というか、氷の買い出しとか初めてだが、この辺、繁華街も近くにあって、飲み屋とかでこだわっているところは氷屋から買うらしい。
んで、試食内容は……かき氷だった。
「うおお……」
「えっと、いかがでしょうか?」
「いや、このサイズはすごいですね」
ガラスの器にこれでもかと盛りつけられた氷はすごく細かく削りだされており、まるで淡雪のようだ。味付け前の氷を一口食べてみると……すーっと溶けて消えた。水にも風味がある。
「へえ……」
「少し山の方に行くと天然の岩清水があるんですよ。地元産の天然ミネラルウオーターです」
「はー、自然の恵みですね」
「そうなんです。で、このシロップを試してくれますか?」
透明なシロップは特に香りはしなかった。スプーンにつけて舐めてみると、ものすごく甘い。しかし、ただ甘いのではなく、複雑な旨味があり、サラッと後口は消えてゆく。
「えーっとですね、このミネラルウオーターにうちで使ってるお砂糖を溶かしまして、飽和させるんです」
「それだけだとこの複雑な味にはならないんじゃ?」
「はい、ワンパターンですけどこのお塩をひとつまみ……」
精製されているわけではない塩は粒が荒く色も真っ白ではない。一粒口に入れると天然のミネラルの味がする。非常に複雑な味だ。塩としての辛さが土台にあるが、苦み、甘味、酸味などが複雑に絡み合う。
というか、ほかの材料が下手なものだとこれ一つに負けるんじゃないかとすら思われた。
そして、逆にこの素材を受け止められるほどの素材ならば……。再びさっきの塩のイメージをもってシロップを舐めてみる。というか、ここでハタと気づいた。本来の用途に使えば絶対もっとうまい!
氷をスプーンでひとすくい、さっきの味のイメージから適量と思われるひとたらし。それをおもむろに口に入れた。
「……うまい」
絞り出すように出てきたのは飾り気の一つもない一言。
けど、店長の笑顔は俺の言いたいことを余さず受け取ってくれたのだろう。華が咲いたような笑顔だった。思わず顔が赤くなる。いい年こいてドキドキしてきている。
さっきのプレーンのシロップをベースに色々と試作品があるそうだ。
個人的に一番よかったのは、シソジュースをベースにした奴だ。イチゴと見間違えるが、色合いは若干暗い。酸味と甘味が絶妙にマッチして、更に塩分とクエン酸を補給できる。
体温も下がるしいいことずくめだ。
そしてかき氷を完食したころには、俺の身体は冷え切っていた。そこにことりと置かれるコーヒーカップ。
ほのかに立ち上る湯気と共に素晴らしい香気が俺を直撃する。
飲む前からわかる。これ絶対にうまい。
「さっきのコーヒーを湯煎で温めました。というかわたしもご相伴にあずかりますね」
向かいの席に店長が座った。同じテーブルを囲むというのはなんだか気恥ずかしいが、ニコニコと笑う店長が最高すぎて何も言えない。
「いただきます」
一口めは正直口が冷え切っていて味なんかよくわからなかった。けど、鼻に抜ける香りがとても素晴らしかった。

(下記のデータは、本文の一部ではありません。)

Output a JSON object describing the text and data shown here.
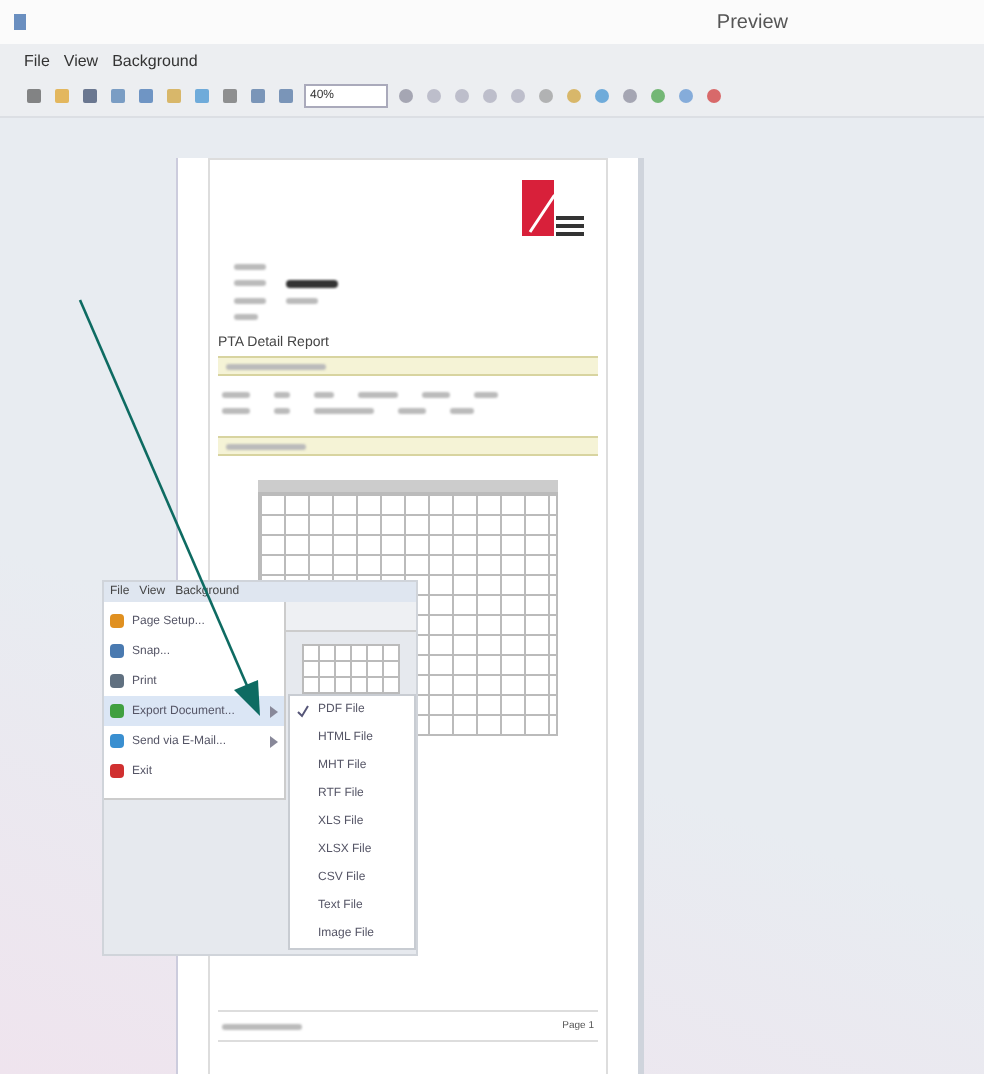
{
  "window": {
    "title": "Preview"
  },
  "menu_bar": [
    "File",
    "View",
    "Background"
  ],
  "toolbar": {
    "zoom": "40%"
  },
  "report": {
    "title": "PTA Detail Report",
    "page_label": "Page 1"
  },
  "inset": {
    "menu_bar": [
      "File",
      "View",
      "Background"
    ],
    "menu_items": [
      {
        "label": "Page Setup...",
        "selected": false,
        "submenu": false
      },
      {
        "label": "Snap...",
        "selected": false,
        "submenu": false
      },
      {
        "label": "Print",
        "selected": false,
        "submenu": false
      },
      {
        "label": "Export Document...",
        "selected": true,
        "submenu": true
      },
      {
        "label": "Send via E-Mail...",
        "selected": false,
        "submenu": true
      },
      {
        "label": "Exit",
        "selected": false,
        "submenu": false
      }
    ],
    "submenu_items": [
      {
        "label": "PDF File",
        "checked": true
      },
      {
        "label": "HTML File",
        "checked": false
      },
      {
        "label": "MHT File",
        "checked": false
      },
      {
        "label": "RTF File",
        "checked": false
      },
      {
        "label": "XLS File",
        "checked": false
      },
      {
        "label": "XLSX File",
        "checked": false
      },
      {
        "label": "CSV File",
        "checked": false
      },
      {
        "label": "Text File",
        "checked": false
      },
      {
        "label": "Image File",
        "checked": false
      }
    ]
  }
}
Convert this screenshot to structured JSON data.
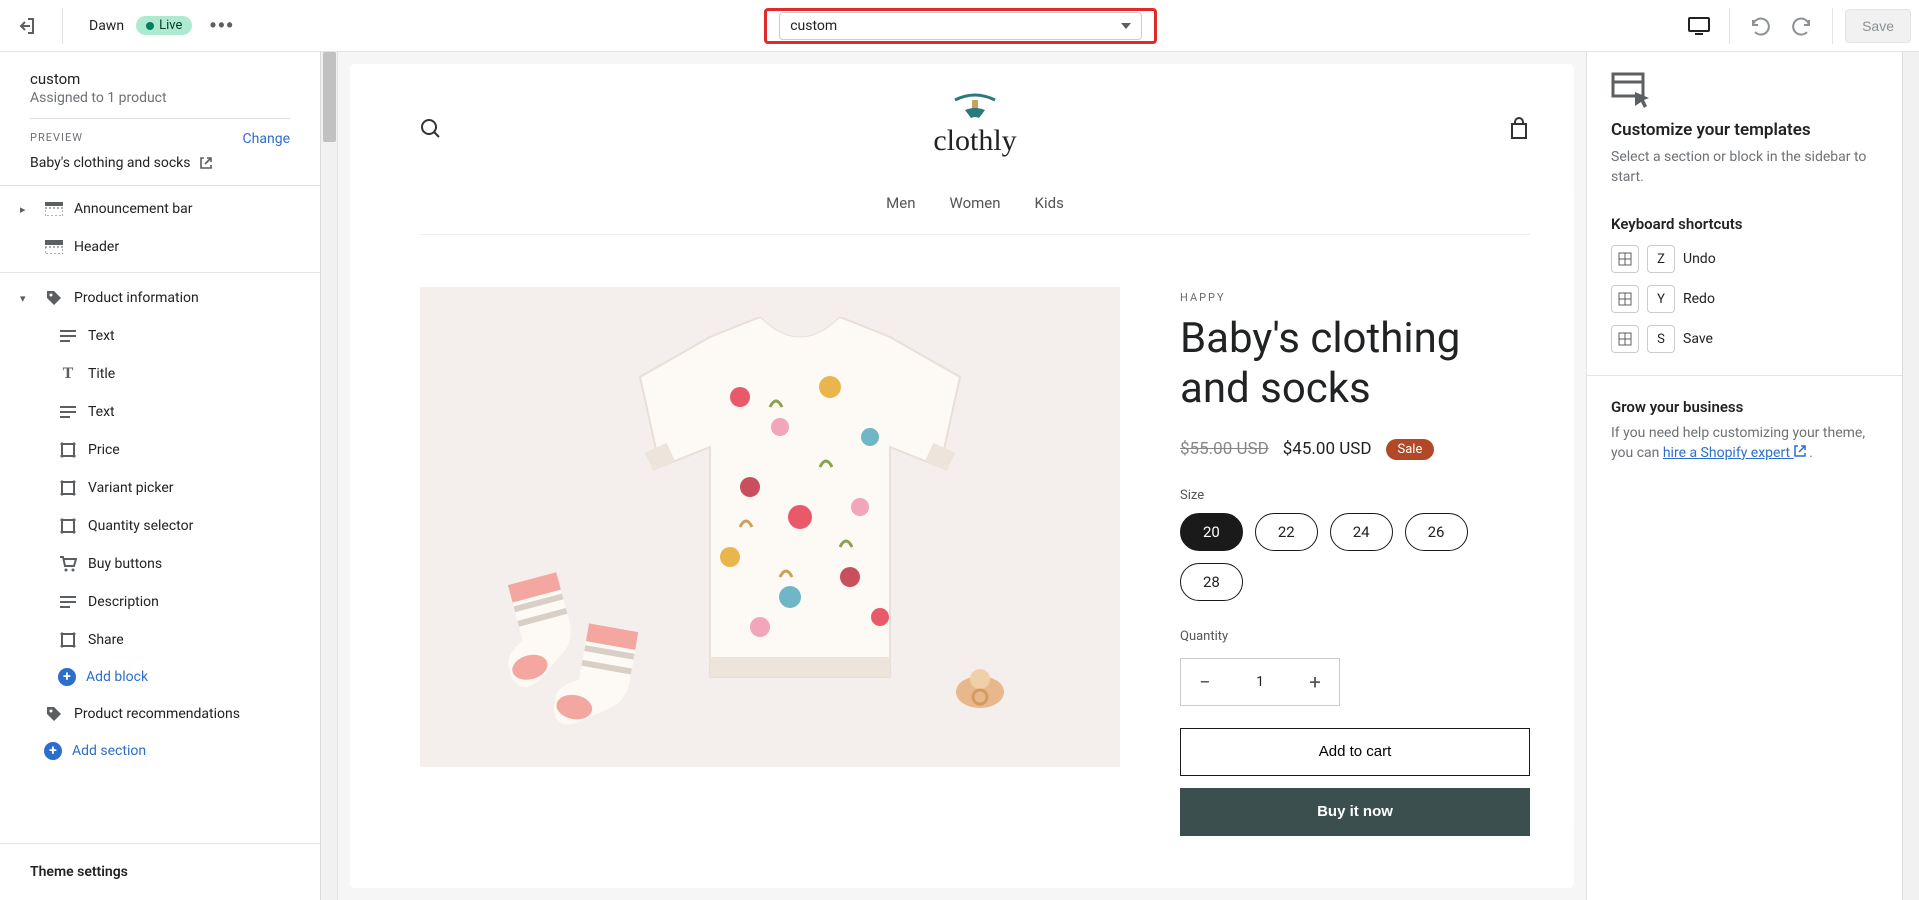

そして二口め。芳醇な香りと、苦みをベースにした複雑な味が口の中を駆け巡る。さらにもう一口飲むと、今度は酸味が感じられた。シソシロップのせいで酸味がマヒしていたらしい。
「おいしいですね!」
ちょっとテンション高めの笑顔でそう告げてくる店長に、言葉は無粋と、こちらは笑顔でコーヒーカップを目線に位置に掲げてそれを示した。
「タヌキさん、キザなしぐさ似合わないからやめた方がいいよ」
ちょっとへこんだ。
「ところで、コーヒー淹れるコツってなんかあります? 俺もいろいろ試したことあるんですが」
「そうですね、やっぱり、温度でしょうか。沸騰寸前のお湯だと香りが飛びますしアクも出やすいんですよね」
「え!? 熱いお湯で入れるのがいいんじゃないの?」
「紅茶はそれでいいんだけどね。コーヒーはまた変わるのよ」
こころと店長がコーヒーの淹れ方談義を始めた。店長が淹れるコーヒーは様々に心が配られており、結局その技術がわずかながらと言っても決定的な差となって、現れていたのである。
コーヒーの隠し味は豆でも水でもなく、単純な技術でした、というオチだった。